Sin(x+y) = Sin(x)Cos(y) + Cos(x)Sin(y)
Sin(x-y) = Sin(x)Cos(y) - Cos(x)Sin(y)
from which we can get:
Sin(x+x) = Sin(x)Cos(x) + Cos(x)Sin(x) = 2Sin(x)Cos(x)

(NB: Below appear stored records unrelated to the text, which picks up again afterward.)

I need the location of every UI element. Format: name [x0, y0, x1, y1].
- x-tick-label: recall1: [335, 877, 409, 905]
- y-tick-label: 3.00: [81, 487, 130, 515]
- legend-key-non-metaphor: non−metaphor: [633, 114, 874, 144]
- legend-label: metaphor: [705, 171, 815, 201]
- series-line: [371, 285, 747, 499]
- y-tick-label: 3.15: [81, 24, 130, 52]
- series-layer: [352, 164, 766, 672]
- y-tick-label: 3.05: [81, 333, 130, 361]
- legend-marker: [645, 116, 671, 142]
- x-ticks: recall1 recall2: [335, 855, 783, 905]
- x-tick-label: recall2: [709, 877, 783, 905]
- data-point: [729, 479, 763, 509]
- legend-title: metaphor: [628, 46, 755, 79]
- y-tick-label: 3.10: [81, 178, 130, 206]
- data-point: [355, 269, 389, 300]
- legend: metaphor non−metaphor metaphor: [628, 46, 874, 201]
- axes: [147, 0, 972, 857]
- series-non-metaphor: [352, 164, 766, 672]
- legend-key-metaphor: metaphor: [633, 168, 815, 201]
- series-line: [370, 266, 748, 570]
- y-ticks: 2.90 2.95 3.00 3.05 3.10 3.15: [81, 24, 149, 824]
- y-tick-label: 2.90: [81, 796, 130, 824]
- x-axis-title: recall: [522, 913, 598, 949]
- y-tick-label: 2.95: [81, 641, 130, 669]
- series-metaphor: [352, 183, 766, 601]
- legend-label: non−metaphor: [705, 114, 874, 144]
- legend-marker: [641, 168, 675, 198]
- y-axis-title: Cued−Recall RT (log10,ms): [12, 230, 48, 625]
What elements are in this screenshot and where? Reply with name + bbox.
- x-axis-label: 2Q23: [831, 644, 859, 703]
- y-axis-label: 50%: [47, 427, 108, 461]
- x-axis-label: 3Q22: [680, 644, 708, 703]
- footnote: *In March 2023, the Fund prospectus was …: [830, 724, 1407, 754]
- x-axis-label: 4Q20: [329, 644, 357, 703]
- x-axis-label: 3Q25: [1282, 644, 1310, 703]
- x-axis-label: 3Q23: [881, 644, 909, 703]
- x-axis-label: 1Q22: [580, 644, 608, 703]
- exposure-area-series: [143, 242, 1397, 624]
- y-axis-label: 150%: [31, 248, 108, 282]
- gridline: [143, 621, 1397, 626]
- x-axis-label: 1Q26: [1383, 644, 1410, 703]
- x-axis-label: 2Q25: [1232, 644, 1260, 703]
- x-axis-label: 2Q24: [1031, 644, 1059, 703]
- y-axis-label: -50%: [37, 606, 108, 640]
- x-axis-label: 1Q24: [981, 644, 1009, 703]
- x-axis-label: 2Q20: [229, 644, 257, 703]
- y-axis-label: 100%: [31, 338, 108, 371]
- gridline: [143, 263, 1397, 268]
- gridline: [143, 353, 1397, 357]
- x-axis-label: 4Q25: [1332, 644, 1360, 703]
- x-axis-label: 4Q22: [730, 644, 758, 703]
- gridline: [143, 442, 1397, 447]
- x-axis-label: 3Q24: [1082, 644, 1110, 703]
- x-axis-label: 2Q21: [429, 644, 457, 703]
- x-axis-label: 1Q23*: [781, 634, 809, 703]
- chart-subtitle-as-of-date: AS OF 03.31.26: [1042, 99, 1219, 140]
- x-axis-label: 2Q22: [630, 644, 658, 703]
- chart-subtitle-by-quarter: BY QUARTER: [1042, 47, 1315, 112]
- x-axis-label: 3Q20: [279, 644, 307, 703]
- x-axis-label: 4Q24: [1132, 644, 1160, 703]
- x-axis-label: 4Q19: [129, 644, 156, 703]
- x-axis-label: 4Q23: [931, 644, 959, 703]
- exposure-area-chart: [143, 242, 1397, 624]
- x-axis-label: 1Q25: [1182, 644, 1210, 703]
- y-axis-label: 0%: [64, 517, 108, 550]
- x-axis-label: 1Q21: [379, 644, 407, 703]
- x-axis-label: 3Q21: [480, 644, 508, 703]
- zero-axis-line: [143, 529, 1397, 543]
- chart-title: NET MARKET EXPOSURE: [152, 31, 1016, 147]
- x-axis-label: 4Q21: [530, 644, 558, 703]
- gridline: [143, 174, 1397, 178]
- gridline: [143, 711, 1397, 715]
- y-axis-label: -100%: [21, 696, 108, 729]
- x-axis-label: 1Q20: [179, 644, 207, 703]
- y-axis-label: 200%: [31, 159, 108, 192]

Cos(x+y) = Cos(x)Cos(y) - Sin(x)SIn(y)
Cos(x-y) = Cos(x)Cos(y) + Sin(x)SIn(y)
(note the reversal of signs)

So, the question
sin (x+y) cos (x-y) + cos (x+y) sin (x-y) = sin2x
becomes

[Sin(x)Cos(y) + Cos(x)Sin(y)][Cos(x)Cos(y) + Sin(x)SIn(y)] + [Cos(x)Cos(y) - Sin(x)SIn(y)][ Sin(x)Cos(y) - Cos(x)Sin(y)] = Sin(2x)

Take it from there
(it is long but if you are careful, you'll get there)

Answer 5

sin(2x) = 2*sin(x)*cos(x)
cos(2x) = [cos(x)]^2 - [sin(x)]^2 = 2*[cos(x)]^2 - 1

sin(2x)/sin(x) - cos(2x)/cos(x)
=2*sin(x)*cos(x)/sin(x) - (2*[cos(x)]^2 - 1)/cos(x)
=2*cos(x) - 2*cos(x) +1/cos(x)
=1/cos(x)
=sec(x)
Q.E.D.


sin(A+B) = sin(A)*cos(B) + cos(A)*sin(B)
A = x+y, B = x-y

sin(x+y)*cos(x-y) + cos(x+y)*sin(x-y)
=sin[(x+y)+(x-y)]
=sin(2x)
Q.E.D.